Intro: This week my short story group assignment was to write about a “real life” incident, so I re-edited a previous reflection from when I was beginning treatment for what would later be diagnosed as CIPD. Enjoy(?)

April 13, 2012 8PM – Waiting for my MRI for a possible pinched nerve that’s interrupted my life and my sleep for over the past six weeks. The girlfriend offered to drive me for the scan and is sitting next to me cruising the web on her iPad. Life certainly changed beginning in 2011 to 2012, 16-months at the time of the MRI. I was thinking about the changes that April afternoon while I was trying to catch a nap after presenting my one-hour continuing education session (on meaningful student engagement) that morning.

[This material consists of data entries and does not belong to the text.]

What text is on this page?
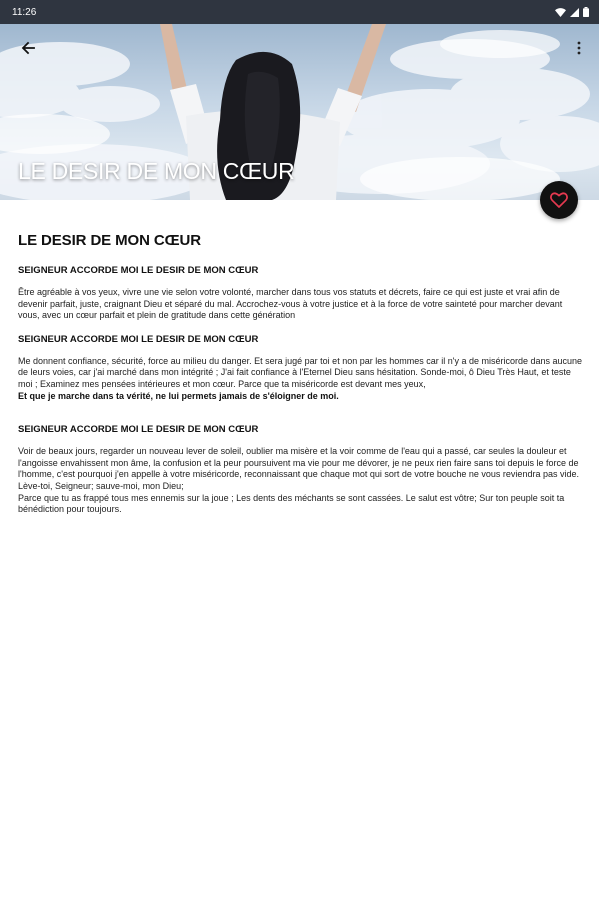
11:26
LE DESIR DE MON CŒUR
LE DESIR DE MON CŒUR
SEIGNEUR ACCORDE MOI LE DESIR DE MON CŒUR

Être agréable à vos yeux, vivre une vie selon votre volonté, marcher dans tous vos statuts et décrets, faire ce qui est juste et vrai afin de devenir parfait, juste, craignant Dieu et séparé du mal. Accrochez-vous à votre justice et à la force de votre sainteté pour marcher devant vous, avec un cœur parfait et plein de gratitude dans cette génération

SEIGNEUR ACCORDE MOI LE DESIR DE MON CŒUR

Me donnent confiance, sécurité, force au milieu du danger. Et sera jugé par toi et non par les hommes car il n'y a de miséricorde dans aucune de leurs voies, car j'ai marché dans mon intégrité ; J'ai fait confiance à l'Eternel Dieu sans hésitation. Sonde-moi, ô Dieu Très Haut, et teste moi ; Examinez mes pensées intérieures et mon cœur. Parce que ta miséricorde est devant mes yeux,
Et que je marche dans ta vérité, ne lui permets jamais de s'éloigner de moi.

SEIGNEUR ACCORDE MOI LE DESIR DE MON CŒUR

Voir de beaux jours, regarder un nouveau lever de soleil, oublier ma misère et la voir comme de l'eau qui a passé, car seules la douleur et l'angoisse envahissent mon âme, la confusion et la peur poursuivent ma vie pour me dévorer, je ne peux rien faire sans toi depuis le force de l'homme, c'est pourquoi j'en appelle à votre miséricorde, reconnaissant que chaque mot qui sort de votre bouche ne vous reviendra pas vide. Lève-toi, Seigneur; sauve-moi, mon Dieu;
Parce que tu as frappé tous mes ennemis sur la joue ; Les dents des méchants se sont cassées. Le salut est vôtre; Sur ton peuple soit ta bénédiction pour toujours.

Besides not sleeping lately, I finished up writing the presentation at 2AM the night before and really wanted to drift away, but my mind wouldn’t let me go so easily.

I had been listening to a podcast, Skepticality, and the speaker was talking about how  fallible human memories are and how our brain actually protects us from certain realizations. He used the example of how it helps us function to not realize when we’re driving, for example, that we’re essentially sitting on a comfortable couch surround by a thin shell of plastic and aluminum hurtling down the road at speeds that are not survivable were we to come to a sudden stop… lovely thought to entertain as I was trying to drift off to sleep. In my darkened room, alone, gently embraced by my memory-foam pillows and mattress I had a momentary wispy image in my mind of how we are such transitory incomplete beings, capable of such passion and sharply focused moments of realization, and then like a bit of fog on the horizon, gone.

It would not do to remain fixated on how briefly we exist. In my thirties and forties I became more aware that there would be an end to this story, an end to my part in the narrative. The struggle was to keep that awareness as an inspiration to bring to each day its due focus and meaningfulness, to not let the days slip by like an endless supply of water. So I managed by imagining that there were things that I needed to do, that I had a mission to accomplish in the few years that I would have. Working with my students was part of the mission, but there was always a sense that there was something missing, something more that I needed to do. At the time working with elementary and middle school students, I realized that I was probably the only adult male in my students’ lives to spend so much time with them, day in and day out, and how important it was for me to be fully there for them and not let myself slip into a “going through the motions” mode. But, for most of this time I had no one special in my life, and I knew that I only had so much emotional energy to give to my students as long as I was living such an emotionally disconnected unbalanced life. It was an equation that I didn’t seem to have the means of balancing. So I stayed focused on the mission, trying to not become entangled in the demands of the day to day that can lull one into imaging that the goal was just to get through the day and make it home in the evening, to work until losing consciousness and repeat it all the next day until that day when one doesn’t get up from one’s slumber.

Then from 2011 through 2013 I was fortunate enough to have become close to another soul who had grown up on the opposite end of the country, who had been emotionally bruised by those closest to her but through the frustrations found connection and hope and meaning. We are such flawed, incomplete beings, but I had so much fun. At what would turn out to become a very difficult time in my life, I was glad that my story continued long enough for me to enjoy our afternoons laying in her back porch hammock listening to the rain fall, or the warm afternoons having lunch in my back porch, or slow dancing at some smoky dive bar, or driving out to the cape in the early dawn hours to watch some crazy launch, or ending every day looking forward to snuggling on the couch watching one complete sci-fi series after another (including all nine seasons of the X-Files). Alas, the illness that prompted the MRIs in 2012, would threaten my ability to walk and independence through the remainder of 2012. And even as I was recovering in 2013, the illness proved to be one thing too many for my girlfriend and the connection was severed in April of 2013, a year after the first MRI.

We are incomplete beings with little hope of being much more than what we already are, but that hasn’t hindered us from not trying to push the rock just a bit further each day… it was fun to have another to share my story with, for those brief moments that we had, each day, like the whiff of fog off the shore, so real but gone so quickly.